Adams stood up, nodding. “Well, take it easy,” he said. He dropped the coffee cup into the waste basket, starting to leave the room.

“Harry,” Talent said.

“What?”

“Would you like to see the knife?”

“I didn’t mean anything about the knife.”

Talent took it from his pocket, snapped open the blade, and put it on the desk. “There,” he said. “Sec. It’s not a very big knife.”

Adams stared at it. “No. No, it’s not very big.” He looked at it for a few more seconds and then walked out.

Talent picked up the knife and fingered the blade, wanting to laugh. With a sudden, violent gesture, he drove it into the top of his desk. It hung there, stuck three-quarters of an inch in the wood.

He told his wife that night. He stood in the kitchen, watching her prepare dinner. He took the knife from his pocket and laid it on the sink in front of her. “Look at what I bought,” he said.

“What is it?”

“A knife.” With one finger, he pressed the release and the blade flicked out. The spring made the knife quiver on the white porcelain. She made a noise in her throat and he laughed at her.

“Whatever possessed you to buy that?” she said.

He picked it up and closed it. “I wanted it,” he said. “I just wanted it so I bought it.”

She looked at it in his hand. “It’s ugly.”

“I don’t think so.”

“It is. It’s ugly.”

He opened the blade again and held the knife up, away from him, liking the way the light from the ceiling globe flashed on the steel.

“Why did you buy it?”

“I said I wanted it.”

“How much was it?”

“Not much.” He laughed. “I practically got a bargain.”

“How much?”

“I earned the money. I don’t have to make an accounting of it.”

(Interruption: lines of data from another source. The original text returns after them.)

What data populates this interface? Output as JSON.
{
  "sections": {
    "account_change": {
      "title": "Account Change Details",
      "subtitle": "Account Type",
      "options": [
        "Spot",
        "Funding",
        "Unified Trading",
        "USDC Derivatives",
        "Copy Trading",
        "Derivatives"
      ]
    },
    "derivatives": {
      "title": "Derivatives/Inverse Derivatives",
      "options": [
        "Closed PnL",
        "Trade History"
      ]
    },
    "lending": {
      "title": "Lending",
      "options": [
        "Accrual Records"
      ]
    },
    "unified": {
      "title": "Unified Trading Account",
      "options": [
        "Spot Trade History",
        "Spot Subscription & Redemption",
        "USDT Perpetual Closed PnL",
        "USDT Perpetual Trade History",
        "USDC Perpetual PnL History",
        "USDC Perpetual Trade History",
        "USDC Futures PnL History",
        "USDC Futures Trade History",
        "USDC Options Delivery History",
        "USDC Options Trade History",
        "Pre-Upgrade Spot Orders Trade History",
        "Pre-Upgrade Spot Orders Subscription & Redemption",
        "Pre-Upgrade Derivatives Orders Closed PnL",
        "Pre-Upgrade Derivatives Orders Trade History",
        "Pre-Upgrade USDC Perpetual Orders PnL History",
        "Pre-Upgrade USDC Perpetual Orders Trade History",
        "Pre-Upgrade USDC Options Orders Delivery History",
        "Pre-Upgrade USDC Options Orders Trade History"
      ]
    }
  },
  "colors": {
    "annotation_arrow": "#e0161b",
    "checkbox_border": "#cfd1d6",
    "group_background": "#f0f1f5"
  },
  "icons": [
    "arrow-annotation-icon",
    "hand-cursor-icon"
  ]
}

She flushed and started to answer, but then turned back to the sink. “I still think it’s stupid,” she muttered.

“It doesn’t matter.”

“Money always matters. We don’t have that much.”

He laughed again. “I wasn’t talking about the money.”

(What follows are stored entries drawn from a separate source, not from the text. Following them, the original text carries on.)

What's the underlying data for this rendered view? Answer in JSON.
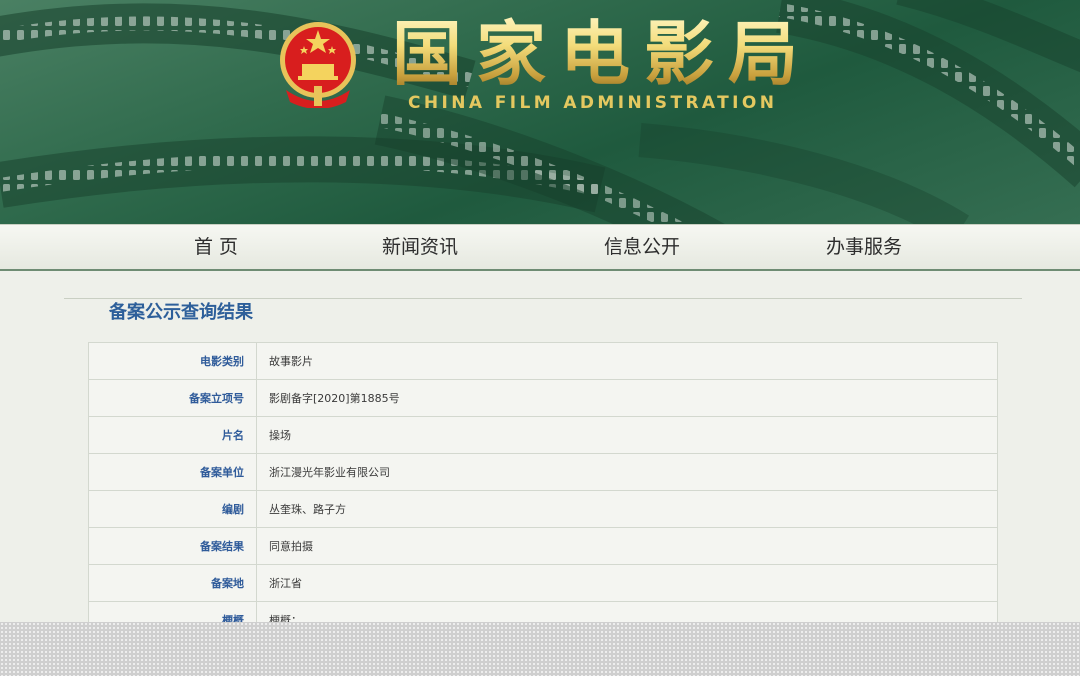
{
  "header": {
    "logo_cn": "国家电影局",
    "logo_en": "CHINA FILM ADMINISTRATION"
  },
  "nav": {
    "items": [
      {
        "label": "首 页"
      },
      {
        "label": "新闻资讯"
      },
      {
        "label": "信息公开"
      },
      {
        "label": "办事服务"
      }
    ]
  },
  "result": {
    "title": "备案公示查询结果",
    "rows": [
      {
        "label": "电影类别",
        "value": "故事影片"
      },
      {
        "label": "备案立项号",
        "value": "影剧备字[2020]第1885号"
      },
      {
        "label": "片名",
        "value": "操场"
      },
      {
        "label": "备案单位",
        "value": "浙江漫光年影业有限公司"
      },
      {
        "label": "编剧",
        "value": "丛奎珠、路子方"
      },
      {
        "label": "备案结果",
        "value": "同意拍摄"
      },
      {
        "label": "备案地",
        "value": "浙江省"
      },
      {
        "label": "梗概",
        "value": "梗概：..."
      }
    ]
  },
  "colors": {
    "banner_green": "#2f6a4c",
    "logo_gold": "#e4c860",
    "label_blue": "#2f5b9a",
    "title_blue": "#2d5f9a"
  }
}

She looked up at him uncomprehendingly and flushed again, but it was not a flush of anger. Her expression was uneasy, her lips were moving, making silent little formations, and she said nothing. He leaned against the refrigerator, cleaning his fingernails with the knife. He was amused. No, not amused. He was exultant. It was not that his thoughts were triumphant. That would imply an enemy defeated. It was his emotions that were triumphant. It was a strange feeling, one that he could not remember having had ever before. He wanted to laugh, but not at Helen. He wanted to laugh because, suddenly, for the first time since adolescence, there was something else to do besides wait for tomorrow.

He threw back his head and laughed.

“What’s the matter with you?” Helen asked.

He closed the knife and put it in his pocket. “Let’s go to bed,” he said.

“What?”

“Let’s go to bed.”

“It’s dinner time.”

“Now.”

“The dinner will burn.”

“We’ll go to a restaurant.”

“No. Don’t be silly.”

He stepped toward her and, putting one arm behind her knees, scooped her into his arms.

“Don’t be silly,” she repeated.

He kissed her and laughed again.

Later, in the Italian restaurant around the corner from their apartment, they ate spaghetti and drank chianti with it, and he talked while she listened, holding her head Dropped in her hands. Her hair was hanging loose around her face and she had put on a sweater to replace the blouse he tore in the bedroom. He wore a white shirt that was rumpled and open at the collar.